Perjalanan ruhani menggapai keredhaan Ilahi pada hakikatnya adalah pergulatan diri melawan hawa nafsu (Mujahadatun Nafsi). Manusia yang telah sukses menaklukan hawa nafsu primitifnya sendiri, dia akan mencapai musyahadah, tersibaknya tabir antara Khaliq dan makhluk-Nya sebagaimana dijelaskan dalam firman-Nya, “Barangsiapa yang berjuang demi Kami, Kami akan menunjuki mereka kepada jalan Kami.” (QS. AR-Rum: 69)


Selama ini ungkapan perang melawan hawa nafsu kerap berhenti sebatas jargon, tidak ada upaya sungguh-sungguh menempatkannya sebagai sebuah “proses menjadi”. Padahal kita maklum, mujahadatun nafsi menescayakan adanya disiplin yang tinggi dan latihan terus-menerus (riyadhah), sehingga pada gilirannya dari intensitas riyadhah inilah, kita akan mengenyahkan jiwa rendah yang merupakan potensi dasar dari segala bentuk kejahatan, anarkisme, dan prilaku-prilaku a-hu manis lainnya. Rasulullah SAW bersabda, “Sejahat-jahat musuhmu adalah jiwa rendahmu yang berada di dua sisimu.”

Mengobarkan perlawanan terhadap hawa nafsu tanpa riyadhah, sama saja artinya kita menanamkan asa ingin menjadi Jenderal Besar sementara sejarah keseharian kita masih setia berkutat mengayunkan cangkul nun jauh di pedesaan sana, bukan maqam semestinya: sebentuk mujahadatun nafsi yang setengah hati.


Selama kita masih tidak serius dalam menggempur hawa nafsu, maka peluang untuk bertindak destruktif, berbuat dosa aniaya, menimbulkan kekerasan dan menistakan kemanusiaan, kian terbuka. Dengan kata lain hawa nafsu sebagai kuda tunggangan setan akan leluasa mengobok-mengobok hati manusia, sebab sejatinya hawa nafsu (dan jiwa rendah) adalah representasi setan, seperti isyarat nabi, “Tidak ada seorang pun yang syaitannya (hawa nafsu) tidak takluk kecuali Umar, karena dia telah menaklukkan syaitannya.”
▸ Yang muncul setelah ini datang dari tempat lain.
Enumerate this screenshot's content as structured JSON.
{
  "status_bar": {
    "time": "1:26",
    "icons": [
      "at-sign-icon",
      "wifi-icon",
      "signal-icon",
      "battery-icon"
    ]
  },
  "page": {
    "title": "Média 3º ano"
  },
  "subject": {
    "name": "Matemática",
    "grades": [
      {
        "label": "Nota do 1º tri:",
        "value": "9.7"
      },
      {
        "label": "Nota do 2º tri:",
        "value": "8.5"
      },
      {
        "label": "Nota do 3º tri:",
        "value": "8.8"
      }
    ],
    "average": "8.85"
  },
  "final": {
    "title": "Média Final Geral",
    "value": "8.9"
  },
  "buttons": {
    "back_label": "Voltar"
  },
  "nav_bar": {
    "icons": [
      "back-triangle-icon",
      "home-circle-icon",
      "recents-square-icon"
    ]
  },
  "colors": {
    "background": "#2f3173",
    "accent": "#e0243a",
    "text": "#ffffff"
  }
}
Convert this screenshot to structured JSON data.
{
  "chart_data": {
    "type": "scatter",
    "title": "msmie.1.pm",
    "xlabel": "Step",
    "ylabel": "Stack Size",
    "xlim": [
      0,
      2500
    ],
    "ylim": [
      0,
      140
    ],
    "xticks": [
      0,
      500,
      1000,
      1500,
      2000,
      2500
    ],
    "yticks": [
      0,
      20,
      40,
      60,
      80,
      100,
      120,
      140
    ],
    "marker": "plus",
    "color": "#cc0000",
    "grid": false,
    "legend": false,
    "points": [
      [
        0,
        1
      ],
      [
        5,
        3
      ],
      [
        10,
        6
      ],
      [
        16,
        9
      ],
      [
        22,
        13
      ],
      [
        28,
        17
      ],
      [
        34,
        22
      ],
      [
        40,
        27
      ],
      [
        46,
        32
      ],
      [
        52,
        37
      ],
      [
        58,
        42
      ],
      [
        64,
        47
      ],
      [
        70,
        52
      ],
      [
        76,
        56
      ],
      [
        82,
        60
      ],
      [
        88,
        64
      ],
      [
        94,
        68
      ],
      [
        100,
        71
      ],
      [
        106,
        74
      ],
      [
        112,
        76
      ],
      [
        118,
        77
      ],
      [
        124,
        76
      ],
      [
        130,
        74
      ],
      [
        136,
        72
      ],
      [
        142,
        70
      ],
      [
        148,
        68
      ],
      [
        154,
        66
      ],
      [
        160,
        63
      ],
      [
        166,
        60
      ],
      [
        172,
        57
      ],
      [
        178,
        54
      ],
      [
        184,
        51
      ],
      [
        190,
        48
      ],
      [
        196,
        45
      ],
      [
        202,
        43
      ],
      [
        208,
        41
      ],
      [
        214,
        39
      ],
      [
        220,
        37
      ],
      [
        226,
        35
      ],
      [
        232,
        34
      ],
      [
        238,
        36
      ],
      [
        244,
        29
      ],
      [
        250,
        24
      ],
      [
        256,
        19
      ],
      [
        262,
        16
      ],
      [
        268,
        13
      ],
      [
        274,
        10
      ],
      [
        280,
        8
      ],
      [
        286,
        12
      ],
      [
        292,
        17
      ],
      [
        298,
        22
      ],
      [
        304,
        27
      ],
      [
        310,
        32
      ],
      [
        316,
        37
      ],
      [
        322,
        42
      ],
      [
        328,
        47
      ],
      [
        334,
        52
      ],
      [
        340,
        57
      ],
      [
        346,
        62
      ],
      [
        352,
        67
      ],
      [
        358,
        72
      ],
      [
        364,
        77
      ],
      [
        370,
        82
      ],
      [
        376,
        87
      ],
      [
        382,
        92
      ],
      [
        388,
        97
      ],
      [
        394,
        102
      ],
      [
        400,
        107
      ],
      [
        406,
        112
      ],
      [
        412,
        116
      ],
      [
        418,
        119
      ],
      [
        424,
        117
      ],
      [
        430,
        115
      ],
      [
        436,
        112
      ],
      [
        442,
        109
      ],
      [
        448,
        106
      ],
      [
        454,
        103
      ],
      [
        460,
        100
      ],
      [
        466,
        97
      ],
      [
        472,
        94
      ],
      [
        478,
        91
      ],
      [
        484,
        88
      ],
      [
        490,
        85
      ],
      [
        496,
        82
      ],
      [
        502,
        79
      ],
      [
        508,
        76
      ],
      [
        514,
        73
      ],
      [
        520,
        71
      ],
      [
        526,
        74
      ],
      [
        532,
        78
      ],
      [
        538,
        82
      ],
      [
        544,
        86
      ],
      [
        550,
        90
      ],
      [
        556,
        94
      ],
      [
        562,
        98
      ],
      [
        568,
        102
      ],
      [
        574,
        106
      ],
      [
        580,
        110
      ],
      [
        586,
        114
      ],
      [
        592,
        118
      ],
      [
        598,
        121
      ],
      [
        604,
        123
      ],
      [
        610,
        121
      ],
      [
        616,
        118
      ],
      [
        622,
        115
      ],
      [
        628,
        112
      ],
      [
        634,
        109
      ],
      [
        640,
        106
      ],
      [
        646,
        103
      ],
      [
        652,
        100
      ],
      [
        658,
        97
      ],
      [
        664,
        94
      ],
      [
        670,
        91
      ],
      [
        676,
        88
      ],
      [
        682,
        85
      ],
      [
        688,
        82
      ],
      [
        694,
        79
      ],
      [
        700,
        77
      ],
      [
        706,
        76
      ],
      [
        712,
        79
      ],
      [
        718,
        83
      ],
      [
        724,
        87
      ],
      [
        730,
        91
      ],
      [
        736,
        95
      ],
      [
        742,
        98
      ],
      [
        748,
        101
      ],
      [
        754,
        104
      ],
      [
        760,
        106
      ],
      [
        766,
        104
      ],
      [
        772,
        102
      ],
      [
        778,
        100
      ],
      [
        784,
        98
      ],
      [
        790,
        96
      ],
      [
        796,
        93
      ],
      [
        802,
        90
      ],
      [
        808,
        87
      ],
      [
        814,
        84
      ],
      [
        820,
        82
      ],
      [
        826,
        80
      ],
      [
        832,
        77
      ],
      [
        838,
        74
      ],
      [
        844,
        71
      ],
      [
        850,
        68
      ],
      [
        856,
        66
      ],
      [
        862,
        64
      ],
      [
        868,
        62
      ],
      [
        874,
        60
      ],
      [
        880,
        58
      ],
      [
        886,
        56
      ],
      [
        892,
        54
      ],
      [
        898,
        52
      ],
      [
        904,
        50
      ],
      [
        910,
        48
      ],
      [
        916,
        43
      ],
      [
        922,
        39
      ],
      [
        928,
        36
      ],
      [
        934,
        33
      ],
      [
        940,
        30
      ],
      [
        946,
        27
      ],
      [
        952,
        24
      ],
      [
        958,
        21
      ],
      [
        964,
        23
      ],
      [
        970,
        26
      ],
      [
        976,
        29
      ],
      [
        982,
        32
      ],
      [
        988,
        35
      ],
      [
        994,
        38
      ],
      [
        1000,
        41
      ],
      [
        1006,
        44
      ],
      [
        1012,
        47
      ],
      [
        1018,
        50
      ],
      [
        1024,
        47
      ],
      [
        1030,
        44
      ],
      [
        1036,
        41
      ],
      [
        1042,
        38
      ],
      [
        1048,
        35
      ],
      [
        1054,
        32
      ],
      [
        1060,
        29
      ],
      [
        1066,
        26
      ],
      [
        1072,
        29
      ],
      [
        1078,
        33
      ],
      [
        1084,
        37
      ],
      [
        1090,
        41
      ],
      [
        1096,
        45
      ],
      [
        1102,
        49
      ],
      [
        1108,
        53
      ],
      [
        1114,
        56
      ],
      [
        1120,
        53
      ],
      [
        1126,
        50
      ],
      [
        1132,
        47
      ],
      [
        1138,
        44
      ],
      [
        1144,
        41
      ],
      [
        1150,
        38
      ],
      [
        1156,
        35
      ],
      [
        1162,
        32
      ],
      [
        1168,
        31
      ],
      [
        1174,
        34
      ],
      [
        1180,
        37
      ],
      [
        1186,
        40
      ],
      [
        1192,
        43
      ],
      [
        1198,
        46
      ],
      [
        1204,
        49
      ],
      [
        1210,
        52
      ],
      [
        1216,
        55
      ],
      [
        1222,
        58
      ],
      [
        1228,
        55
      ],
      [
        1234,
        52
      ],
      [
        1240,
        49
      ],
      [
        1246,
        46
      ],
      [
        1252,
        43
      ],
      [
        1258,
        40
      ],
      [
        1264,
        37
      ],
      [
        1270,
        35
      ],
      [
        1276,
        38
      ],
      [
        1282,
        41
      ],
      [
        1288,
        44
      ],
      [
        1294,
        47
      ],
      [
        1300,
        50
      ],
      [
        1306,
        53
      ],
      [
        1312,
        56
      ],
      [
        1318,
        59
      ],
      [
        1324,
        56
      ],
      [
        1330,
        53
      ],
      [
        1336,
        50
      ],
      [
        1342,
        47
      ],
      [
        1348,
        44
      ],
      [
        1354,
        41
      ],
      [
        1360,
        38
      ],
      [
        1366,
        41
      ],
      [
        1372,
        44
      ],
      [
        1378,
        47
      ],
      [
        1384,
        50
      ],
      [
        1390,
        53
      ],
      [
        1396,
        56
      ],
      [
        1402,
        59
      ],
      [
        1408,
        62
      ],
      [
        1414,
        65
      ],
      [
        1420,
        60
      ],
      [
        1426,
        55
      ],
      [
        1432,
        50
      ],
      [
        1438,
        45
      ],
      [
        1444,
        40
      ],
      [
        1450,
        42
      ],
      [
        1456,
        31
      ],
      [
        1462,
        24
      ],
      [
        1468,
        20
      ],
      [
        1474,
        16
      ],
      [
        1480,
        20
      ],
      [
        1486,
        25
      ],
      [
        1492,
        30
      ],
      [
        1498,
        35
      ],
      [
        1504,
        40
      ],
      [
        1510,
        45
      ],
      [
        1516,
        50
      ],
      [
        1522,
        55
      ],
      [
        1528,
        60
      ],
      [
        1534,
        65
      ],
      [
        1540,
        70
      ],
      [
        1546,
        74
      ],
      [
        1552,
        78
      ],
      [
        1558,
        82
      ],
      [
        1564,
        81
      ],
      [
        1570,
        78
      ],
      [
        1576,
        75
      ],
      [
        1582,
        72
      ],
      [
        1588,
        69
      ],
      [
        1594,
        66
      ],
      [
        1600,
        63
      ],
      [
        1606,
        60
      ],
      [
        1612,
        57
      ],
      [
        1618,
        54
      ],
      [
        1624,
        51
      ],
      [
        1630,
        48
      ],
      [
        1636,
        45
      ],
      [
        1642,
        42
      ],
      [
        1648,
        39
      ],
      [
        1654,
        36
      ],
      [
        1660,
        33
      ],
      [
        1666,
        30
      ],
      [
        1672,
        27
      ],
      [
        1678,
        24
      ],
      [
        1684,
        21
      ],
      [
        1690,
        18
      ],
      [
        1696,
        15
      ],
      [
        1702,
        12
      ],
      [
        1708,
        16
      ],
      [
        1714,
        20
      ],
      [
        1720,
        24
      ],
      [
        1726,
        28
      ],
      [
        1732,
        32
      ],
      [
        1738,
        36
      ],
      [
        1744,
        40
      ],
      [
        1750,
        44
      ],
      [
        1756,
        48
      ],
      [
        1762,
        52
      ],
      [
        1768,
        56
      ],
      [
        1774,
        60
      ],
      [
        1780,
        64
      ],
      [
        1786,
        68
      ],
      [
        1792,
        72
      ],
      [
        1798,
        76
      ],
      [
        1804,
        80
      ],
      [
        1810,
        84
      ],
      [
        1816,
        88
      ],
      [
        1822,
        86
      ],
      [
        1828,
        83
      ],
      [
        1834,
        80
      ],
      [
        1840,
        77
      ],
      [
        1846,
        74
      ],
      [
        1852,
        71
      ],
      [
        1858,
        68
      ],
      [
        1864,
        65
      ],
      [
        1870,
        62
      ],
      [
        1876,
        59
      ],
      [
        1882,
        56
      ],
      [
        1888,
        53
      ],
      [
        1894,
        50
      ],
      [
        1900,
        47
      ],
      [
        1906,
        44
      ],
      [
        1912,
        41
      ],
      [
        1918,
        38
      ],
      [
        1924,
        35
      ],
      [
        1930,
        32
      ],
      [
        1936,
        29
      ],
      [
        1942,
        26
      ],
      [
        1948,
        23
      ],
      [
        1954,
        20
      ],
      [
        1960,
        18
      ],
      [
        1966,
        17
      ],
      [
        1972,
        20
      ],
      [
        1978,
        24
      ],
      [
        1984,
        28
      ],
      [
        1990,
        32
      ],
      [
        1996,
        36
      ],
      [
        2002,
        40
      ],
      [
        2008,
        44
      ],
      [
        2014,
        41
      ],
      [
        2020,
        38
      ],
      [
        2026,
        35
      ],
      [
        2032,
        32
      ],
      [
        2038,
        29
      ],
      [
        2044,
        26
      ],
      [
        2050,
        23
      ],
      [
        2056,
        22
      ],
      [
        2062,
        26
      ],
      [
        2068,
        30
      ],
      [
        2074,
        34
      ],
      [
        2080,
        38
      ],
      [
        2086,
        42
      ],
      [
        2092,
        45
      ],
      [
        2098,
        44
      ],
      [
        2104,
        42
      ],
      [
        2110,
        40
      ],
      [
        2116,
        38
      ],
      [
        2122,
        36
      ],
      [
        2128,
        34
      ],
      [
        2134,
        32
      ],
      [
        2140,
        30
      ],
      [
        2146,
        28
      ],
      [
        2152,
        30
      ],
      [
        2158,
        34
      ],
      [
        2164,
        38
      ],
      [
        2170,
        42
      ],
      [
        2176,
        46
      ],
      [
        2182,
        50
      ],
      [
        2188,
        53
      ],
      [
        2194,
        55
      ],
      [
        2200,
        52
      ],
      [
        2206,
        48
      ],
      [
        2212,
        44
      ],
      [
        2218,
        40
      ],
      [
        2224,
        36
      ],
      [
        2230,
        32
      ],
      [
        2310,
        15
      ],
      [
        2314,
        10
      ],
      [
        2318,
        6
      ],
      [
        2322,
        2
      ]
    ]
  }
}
Melihat “kedalam” dampak lebih lanjut dari mujahadah nafsi yang setengah hati, apalagi tidak sama sekali, adalah kita akan sangat rentan dijangkiti dan mengikuti pikiran serta lintasan setan (was-was). Seperti diungkap teorinya Al-Ghazali dalam kitabnya Ihya-nya bab ‘Ajaib al-Qalb, pikiran yang menggerakkan keinginan untuk kemudian ditransformasikan menjadi tindakkan (‘amal) itu tidak terlepas dari dua hal.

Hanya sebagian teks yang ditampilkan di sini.